The line that this show walks – not too heavy to be a drama, yet not too overtly funny to be an out-and-out comedy – is maybe the key to why I find it so engaging. Its tone is a dryly surreal one, balancing the authentic with the heightened to once again not fit quite comfortably in either camp. Some characters are played in more standard fashion (Emma Stone and other more major characters), while others are more absurd and off-kilter (Nathan Fielder, co-creator of the show who brings his strange and comedic energy from Nathan For You), while still others seem to be a quirky combination of the two (co-creator Benny Safdie).  

The show lends itself to a unique authenticity. Going beyond the three lead performers, many of the side characters seem to be played by people who are not actors, bringing a unique authenticity to those performances.
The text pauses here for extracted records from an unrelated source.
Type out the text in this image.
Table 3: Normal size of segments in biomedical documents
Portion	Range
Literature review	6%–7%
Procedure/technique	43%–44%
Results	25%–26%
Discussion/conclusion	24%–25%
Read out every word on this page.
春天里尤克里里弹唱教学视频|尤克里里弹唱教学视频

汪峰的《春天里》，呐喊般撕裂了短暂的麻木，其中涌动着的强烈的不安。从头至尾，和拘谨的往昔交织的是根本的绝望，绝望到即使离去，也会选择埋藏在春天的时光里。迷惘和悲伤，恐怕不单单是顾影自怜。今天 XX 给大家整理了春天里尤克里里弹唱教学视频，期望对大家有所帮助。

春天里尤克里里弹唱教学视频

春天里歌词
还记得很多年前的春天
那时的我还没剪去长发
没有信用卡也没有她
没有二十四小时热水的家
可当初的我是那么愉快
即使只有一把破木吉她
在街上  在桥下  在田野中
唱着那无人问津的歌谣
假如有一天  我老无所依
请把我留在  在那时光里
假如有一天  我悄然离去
The show is shot in a very straightforward, flat-paneled way - almost documentary style. Oftentimes, shots are from far away and are held in place, undistracted from different angles and quick editing. It seems to be shot on location in Espanola, NM, where the show is set (some even seem to be hidden camera style, shot in active parking lots or other public places). Very true-to-region topics such as land rights in Native communities and eco-friendly housing efforts in arid climates contribute further authenticity. Storylines often seem mundane and everyday, a number of which includes the decisions that go into making an HGTV-style show and fostering a sustainable eco-friendly community. 

This authentic/mundane feeling is very interestingly paired with the surreal. The strange title card and music cue at the start of each episode sets the tone for each episode’s strange, sometimes ominous vibe, with the musical score reflecting this strangeness throughout. Along with the seemingly normal plot points are more heightened ones that are harder to pin down (Benny Safdie’s character waking up in a random field). Even some of those side characters, with their untrained and authentic performances, contribute a bit of surreality with their unexpected line delivery or acting choices. Nathan Fielder’s character, motivation and performance is a good microcosm of this real/surreal pairing - his performance is at times reminiscent of some of his more broad moments from Nathan For You, other times it is more dialed back and grounded. The sometimes pathetic aspects of his character, and his narrow focus on inane things in the midst of more important things, was one of the funniest parts of the show.

There again, this authenticity/mundanity/surreality is paired with deeper themes. This includes some character moments such as Emma Stone’s troubled connections with her family, the relationship troubles of Nathan and Emma’s characters, the troubled past of Benny’s character. Further still are larger societal ideas, which were made more impactful by the fact that the show was somewhat unassuming in its presentation, and was not being overly direct or preachy - these include the often ham-fisted approach of well-meaning (and maybe some not so well-meaning) white liberals, the definition of art and the idea of “selling out” as an artist, the over-politicization of human interactions, the fakeness of “reality shows”, and the differing objectives of those with means and those with less. 

These multiple areas - an almost boringness and authenticity, complemented by the surrealness and humor, complemented by the unexpected depth - all come together to create the unique alchemy that is this show. It made for a unique and engaging experience, even if it is hard to pin down what you experienced.